For an exciting week of work from 23 March, 15 trainee plasterers and 7 trainee painters & decorators swapped their domestic working environment for a very special construction site in the White City of Tel Aviv. This collaborative project aims to provide an educational exchange, the benefits of an intercultural experience as well as a transfer of trade knowledge, all in the context of the facade renovation project planned by the Sto Foundation for the Max-Liebling House in Tel Aviv, a listed building.

Each of the three teams of five trainee plasterers from the vocational training school and the vocational training centre in Leonberg is to work for one week on the facade of the Max-Liebling House. After the cracks have been renovated and any damaged plasterwork has been touched up, seven trainee painters & decorators from seven German vocational training schools will apply a gleaming new coat of paintwork to the facade. Each of these one-week workshops is followed by a three-day accompanying cultural programme which includes trips to Jerusalem, to the memorial site of Yad Vashem, to Haifa and Akko and a guided tour of the White City of Tel Aviv.

The Israeli contribution to each working group consists of five young craftspeople, selected and supervised by the Israel Antiquities Authority. Also, a class of architecture students from Bezalel University in Jerusalem has announced their interest in attending. The Tel Aviv White City Business Office at the German Federal Office of Construction in Mainz will take care of organising the accompanying cultural programme. The Sto Foundation provides the funding for this educational exchange between craftspeople.

Jochen Drescher will be in charge of the plastering workshop.
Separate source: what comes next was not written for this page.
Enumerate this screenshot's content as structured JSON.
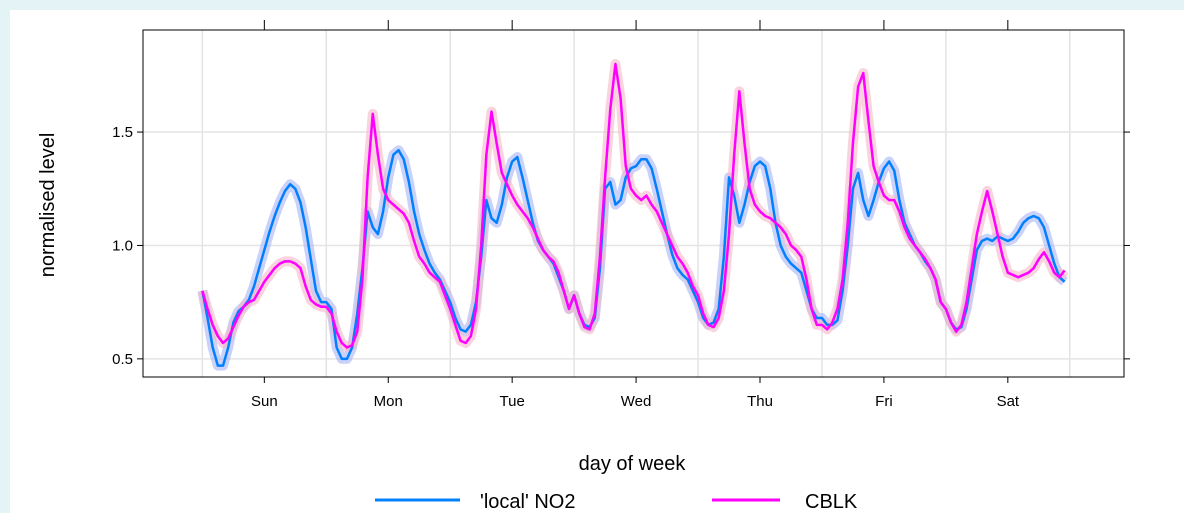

He has been an active EuroSkills and WorldSkills participant (plasterer and drywall builder) ever since 2011. He is a self-employed master plasterer and trainer in Stuttgart. On location in Tel Aviv, Dr. Norbert Hoepfer will be their contact, a German speaker with the requisite local expertise. Master painter & decorator Annika Hillegeist will be looking after the trainee painters & decorators.

The White City in Tel Aviv was built by Jewish architects as a modern residential town for emigrants and refugees from Europe in the thirties and forties. It has been a UNESCO World Heritage Site since 2003 and about half of its 4,000 buildings are now listed. The German Federal Ministry of the Interior Building and Community (BMI) is actively supporting the preservation of this cultural building legacy with ideas and with financial support through the ‘White City Center Tel Aviv’ project to which representatives of the city of Tel Aviv and the Tel Aviv-Jaffa Foundation are committed - underscoring the shared historical, cultural and architectural significance of the ‘White City’ for Germany and Israel. The internal renovation of the Max-Liebling House is currently underway. It is the forum and focal point of this bilateral project which is scheduled to open as a local community, visitor, knowledge and cultural legacy centre in autumn 2019, the centenary year of the Bauhaus movement.